The pride in his voice was losing its fight with the technical explanation that was clearly waiting behind it. "The frame is from the old water infrastructure — the piping from the east boundary repair, the stuff they stripped to trade in with district 7. I heated and bent it myself. Took four attempts to get the angles right for the roof line because the higher shelf isn't level, it tilts about three degrees, so the whole frame had to compensate or the rain would run inward instead of off."

Arlin didn't stop him, Jumper earned his victory lap. 

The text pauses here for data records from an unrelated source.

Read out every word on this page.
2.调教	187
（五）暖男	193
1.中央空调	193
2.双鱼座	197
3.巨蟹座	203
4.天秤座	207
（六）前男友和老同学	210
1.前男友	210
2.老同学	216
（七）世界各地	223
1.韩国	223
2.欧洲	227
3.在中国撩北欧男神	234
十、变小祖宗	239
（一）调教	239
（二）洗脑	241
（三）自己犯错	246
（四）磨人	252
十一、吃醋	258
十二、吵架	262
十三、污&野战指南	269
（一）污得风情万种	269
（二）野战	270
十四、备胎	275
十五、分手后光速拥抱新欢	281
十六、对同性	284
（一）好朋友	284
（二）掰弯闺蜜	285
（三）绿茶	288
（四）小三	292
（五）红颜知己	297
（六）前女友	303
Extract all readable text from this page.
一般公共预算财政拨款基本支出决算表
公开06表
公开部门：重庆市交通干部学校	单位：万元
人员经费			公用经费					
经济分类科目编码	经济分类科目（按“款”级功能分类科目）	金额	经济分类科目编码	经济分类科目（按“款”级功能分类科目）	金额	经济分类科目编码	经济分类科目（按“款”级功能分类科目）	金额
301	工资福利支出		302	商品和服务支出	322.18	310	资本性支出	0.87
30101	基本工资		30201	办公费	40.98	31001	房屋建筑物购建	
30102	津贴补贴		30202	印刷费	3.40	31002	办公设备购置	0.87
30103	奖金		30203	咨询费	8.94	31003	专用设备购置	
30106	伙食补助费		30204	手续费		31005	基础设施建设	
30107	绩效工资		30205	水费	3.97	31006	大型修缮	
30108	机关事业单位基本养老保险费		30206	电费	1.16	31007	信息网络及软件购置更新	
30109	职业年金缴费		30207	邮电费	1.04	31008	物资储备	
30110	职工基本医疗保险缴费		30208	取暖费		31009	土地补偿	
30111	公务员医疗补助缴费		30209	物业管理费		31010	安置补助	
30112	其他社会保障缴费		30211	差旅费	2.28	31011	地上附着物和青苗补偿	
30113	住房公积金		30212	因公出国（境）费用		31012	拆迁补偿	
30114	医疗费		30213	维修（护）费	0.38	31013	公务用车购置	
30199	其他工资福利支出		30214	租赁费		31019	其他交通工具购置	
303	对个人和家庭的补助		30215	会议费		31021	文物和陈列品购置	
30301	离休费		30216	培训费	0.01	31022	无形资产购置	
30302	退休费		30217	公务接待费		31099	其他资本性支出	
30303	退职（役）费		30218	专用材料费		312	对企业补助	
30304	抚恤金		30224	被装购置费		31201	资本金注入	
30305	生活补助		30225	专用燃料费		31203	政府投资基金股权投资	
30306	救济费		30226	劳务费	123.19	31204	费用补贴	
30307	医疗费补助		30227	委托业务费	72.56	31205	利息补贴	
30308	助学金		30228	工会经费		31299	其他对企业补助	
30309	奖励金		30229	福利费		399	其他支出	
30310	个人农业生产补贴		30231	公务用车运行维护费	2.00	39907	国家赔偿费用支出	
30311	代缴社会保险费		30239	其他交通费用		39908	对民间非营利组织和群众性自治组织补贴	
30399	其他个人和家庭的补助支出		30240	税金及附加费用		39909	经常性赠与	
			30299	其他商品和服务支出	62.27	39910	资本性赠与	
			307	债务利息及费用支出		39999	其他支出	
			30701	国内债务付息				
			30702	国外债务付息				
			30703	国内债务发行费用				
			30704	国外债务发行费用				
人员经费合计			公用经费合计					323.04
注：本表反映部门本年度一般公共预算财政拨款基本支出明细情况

He then looked at the resin seals along the nearest panel join. Applied in layers, dried between each one, pressed flat at the edges.

"The glass?"

"District seven disposal. They replace panels in the processing building every two seasons — the fume exposure warps them. They pull the old ones and stack them at the outer boundary for removal." Jumper hopped over to the door, a section of frame on a simple pin hinge that swung outward cleanly. "Removal never comes on schedule. I got to it first."

"I moved them in sections. Over four months." He pushed the door open. The warmth came out immediately. "After you."